Rogier avait dû sourire en recevant de son vieil ami Victor Considérant, alors en mission phalanstérienne en Belgique, deux lettres écrites dans la nuit du 25 au 26 février sous l’impression d’un « enthousiasme lumineux et limpide », qui lui faisait « voir l’avenir comme s’il était déjà de l’histoire ». Le monde était changé. La France allait donner le signal de l’émancipation universelle des peuples. « Demain, avant deux heures de l’après-midi, il y aura dans les rues de Bruxelles cent mille hommes enivrés d’enthousiasme électrique, criant vive la République ! C’est à la Chambre et au château que marchera spontanément ce cortège immense. Vous n’avez qu’un moyen d’apaiser tout par enchantement : c’est de prévenir le mouvement en allant au devant et d’annoncer au peuple que le roi demande lui-même à ce que la nation soit immédiatement consultée… Vous n’avez besoin de consulter personne ; il y a dans la vie des hommes et des peuples, des moments décisifs… Si vous songez à opposer une force physique, matérielle, armée à cette force morale, vous êtes perdu et vous perdez tout »[1].

Le roi et ses ministres songeaient aussi peu à recourir à la force qu’à prendre l’initiative de changer le monde. La seule question pour eux était de sauvegarder l’ordre et l’existence de la nation. Le 26 février, en sortant du Conseil pour se rendre à la Chambre au milieu du calme des rues, les prophéties de Considérant en poche, Rogier ne songeait qu’aux mesures de salut public dont il allait saisir le Parlement et à l’accueil que leur ferait l’opposition.
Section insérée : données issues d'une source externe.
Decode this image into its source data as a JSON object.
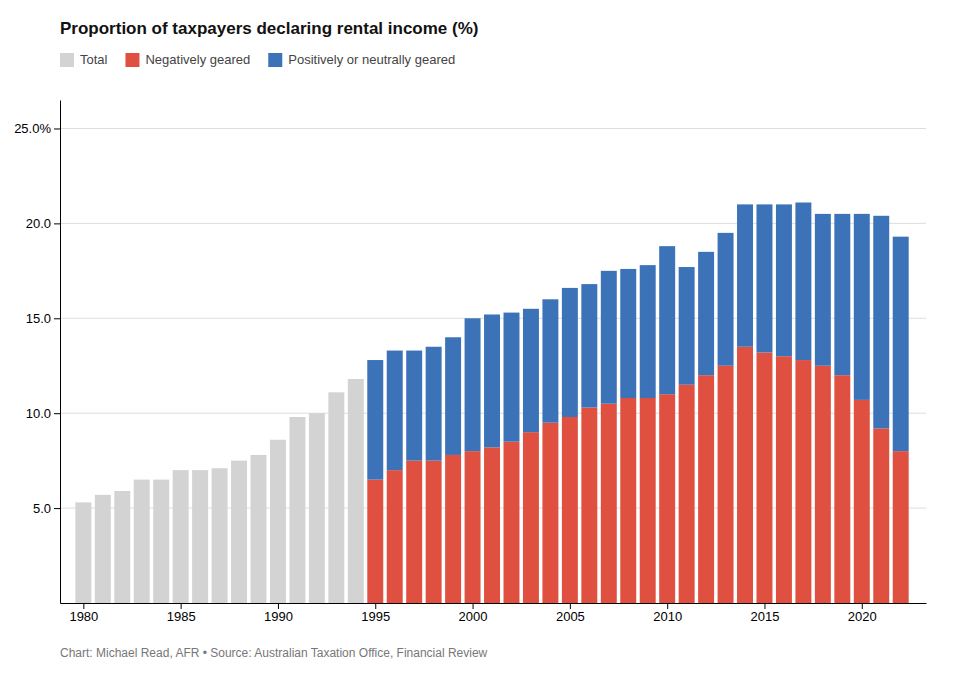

L’esprit de parti pousserait-il la minorité catholique à profiter des circonstances pour faire échec au gouvernement ? S’il le craignit, il dut être rassuré au premier coup d’œil. Visiblement, la représentation nationale faisait trêve à ses querelles. L’unionisme ressuscitait sous le souffle du péril commun. Un projet de loi autorisant la perception anticipée des huit douzièmes de la contribution

  1. E. Discailles, Charles Rogier, t. III, p, 232.